8 Dynamic Interactions
Wolfram Barfuss | University of Bonn | 2024/2025
▶ Complex Systems Modeling of Human-Environment Interactions
8.1 Motivation | Futures and environments
Prototypical models did not explicitly consider future environmental consequences of strategic interactions (Figure 8.1).

However, many real-world scenarios involve strategic interactions with environmental consequences. For example, the tragedy of the commons, agreements, and threshold public goods can be extended to include ecological consequences. In this lecture, we will introduce dynamic games, particularly stochastic or Markov games, to model strategic interactions with environmental consequences.
Stochastic games integrate Markov chains, Markov decision processes, and game theory to model strategic interactions in dynamic environments.
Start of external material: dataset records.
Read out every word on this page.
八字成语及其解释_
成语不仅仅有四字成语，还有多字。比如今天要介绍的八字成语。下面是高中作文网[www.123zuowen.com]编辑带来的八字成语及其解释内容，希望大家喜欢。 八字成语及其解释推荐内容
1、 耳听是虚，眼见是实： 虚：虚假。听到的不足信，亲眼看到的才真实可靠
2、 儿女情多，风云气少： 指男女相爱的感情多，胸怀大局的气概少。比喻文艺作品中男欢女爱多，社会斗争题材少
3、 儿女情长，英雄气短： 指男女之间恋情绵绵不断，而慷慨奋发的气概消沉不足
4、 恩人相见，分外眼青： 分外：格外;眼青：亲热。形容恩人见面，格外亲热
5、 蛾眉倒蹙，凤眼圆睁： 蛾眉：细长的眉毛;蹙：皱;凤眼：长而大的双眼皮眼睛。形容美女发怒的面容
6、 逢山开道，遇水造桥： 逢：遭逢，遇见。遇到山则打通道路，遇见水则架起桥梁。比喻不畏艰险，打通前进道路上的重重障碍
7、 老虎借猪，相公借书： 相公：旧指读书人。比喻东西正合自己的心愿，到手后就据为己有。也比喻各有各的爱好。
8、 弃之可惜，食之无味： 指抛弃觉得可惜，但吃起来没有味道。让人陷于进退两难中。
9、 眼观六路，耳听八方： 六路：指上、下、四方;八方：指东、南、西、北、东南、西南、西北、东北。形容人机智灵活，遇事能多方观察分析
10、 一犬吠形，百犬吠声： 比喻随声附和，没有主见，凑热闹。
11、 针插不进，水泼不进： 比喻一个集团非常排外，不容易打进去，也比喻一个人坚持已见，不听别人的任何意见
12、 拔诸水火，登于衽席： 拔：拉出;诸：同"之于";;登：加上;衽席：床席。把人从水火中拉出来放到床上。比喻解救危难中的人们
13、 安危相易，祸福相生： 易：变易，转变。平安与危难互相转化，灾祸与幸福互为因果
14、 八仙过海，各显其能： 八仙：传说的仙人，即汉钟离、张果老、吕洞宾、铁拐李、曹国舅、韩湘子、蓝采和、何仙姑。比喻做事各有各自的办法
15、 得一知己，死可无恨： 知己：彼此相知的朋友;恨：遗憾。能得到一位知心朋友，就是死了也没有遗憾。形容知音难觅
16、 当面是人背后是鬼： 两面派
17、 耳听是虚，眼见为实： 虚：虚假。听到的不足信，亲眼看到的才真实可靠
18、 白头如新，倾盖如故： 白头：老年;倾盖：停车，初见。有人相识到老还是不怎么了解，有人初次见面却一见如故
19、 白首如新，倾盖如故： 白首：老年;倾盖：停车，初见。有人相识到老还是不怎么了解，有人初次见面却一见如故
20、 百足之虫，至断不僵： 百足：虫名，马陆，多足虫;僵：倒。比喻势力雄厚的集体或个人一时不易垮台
They are particularly useful for modeling human-environment interactions, where the environment is affected by human actions and, in turn, affects human behavior.
Advantages of dynamic games
Using dynamic games, particularly stochastic games to model strategic interactions with environmental consequences has several advantages:
- inherently stochastic - to account for uncertainty
- nonlinear - to account for structural changes
- agency - to account for human behavior
- interactions - to account for strategic interactions
- future-looking - to account for the trade-off between short-term and long-term
- feedback - between multiple agents and the environment
Stochastic games also have structural benefits that make them compatible with numerical computer modeling due to their discrete action and state sets, as well as their advancement in discrete time intervals.
Learning goals
After this lecture, students will be able to:
- Describe the elements of a stochastic game
- Apply stochastic games to model human-environment interactions
- Analyze the strategic interactions in stochastic games
8.2 Dynamic games | Strategic interactions with environmental consequences

Here, we focus on environments with a discrete state set in discrete time. These specifications are commonly called stochastic or Markov games. They consist of the following elements:
- A discrete set of environmental contexts or states \(\mathcal S = \{S_1, \dots, S_Z\}\).
- We denote an environmental state by \(s \in \mathcal S\).
- A finate set of \(N\) agents \(\mathcal I = \{2,\dots, N\}\) participating in an interaction.
- For each agent \(i\in\mathcal I\), a discrete set of options or actions \(\mathcal A^i = \{A^i_1, \dots, A^i_M\}\).
- Let’s denote the joint action set by \(\mathbf{\mathcal A} = \mathcal A^1 \times \dots \times A^N\).
- An action profile \(\mathbf a = (a^1,\dots,a^N) \in \mathbf{\mathcal A}\) is a joint action of all agents.
Time \(t\) advances in discrete steps \(t=0,1,2,\dots\), and agents choose their actions simultaneously.
- We denote the state at time \(t\) by \(s_t\) and the joint action by \(\mathbf a_t\).
The transitions tensor \(T: \mathcal S \times \mathbf{\mathcal A} \times \mathcal S \to [0,1]\) defines the environmental dynamics.
- \(T(s, \mathbf a, s')\) is the probability of transitioning from state \(s\in\mathcal S\) to \(s'\in\mathcal S\) given the joint action \(\mathbf a\).
- Thus, \(\sum_{s'} T(s, \mathbf a, s') = 1\) most hold for all \(s\in\mathcal S\) and \(\mathbf a\in\mathbf{\mathcal A}\).
The reward tensor \(\mathbf R: \mathcal I \times \mathcal S \times \mathbf{\mathcal A} \times \mathcal S \to \mathbb R\) defines the agents’ short-term welfare, utility, rewards, or payoffs.
- \(R^i(s, \mathbf a, s')\) is the reward agent \(i\) receives for transitioning from state \(s\) to \(s'\) given the joint action \(\mathbf a\).
- We assume that it is each agent \(i\)’s goal to maximize their expected discounted sum of future rewards, \(G^i = \sum_{t=0}^\infty (\gamma^i)^t R^i(s_t, \mathbf a_t, s_{t+1})\), where \(\gamma^i\in[0,1)\) is the discount factor.
We assume that agents can condition their probabilities of choosing actions on the current state \(s_t\), yielding so-called Markov policies or strategies, \(\mathbf x: \mathcal I \times \mathcal S \times \mathcal A^i \to [0, 1]\).
- \(x^i(s, a)\) is the probability agent \(i\) chooses action \(a\) in state \(s\).
8.3 Application | Ecological public good
We apply the stochastic game framework to integrate the fact that we are embedded in a shared environment and care about the future to some extent. We do so by considering a public good game with ecological consequences (Figure 8.3), which allows us to answer how the strategic incentives depend on their level of care for future rewards.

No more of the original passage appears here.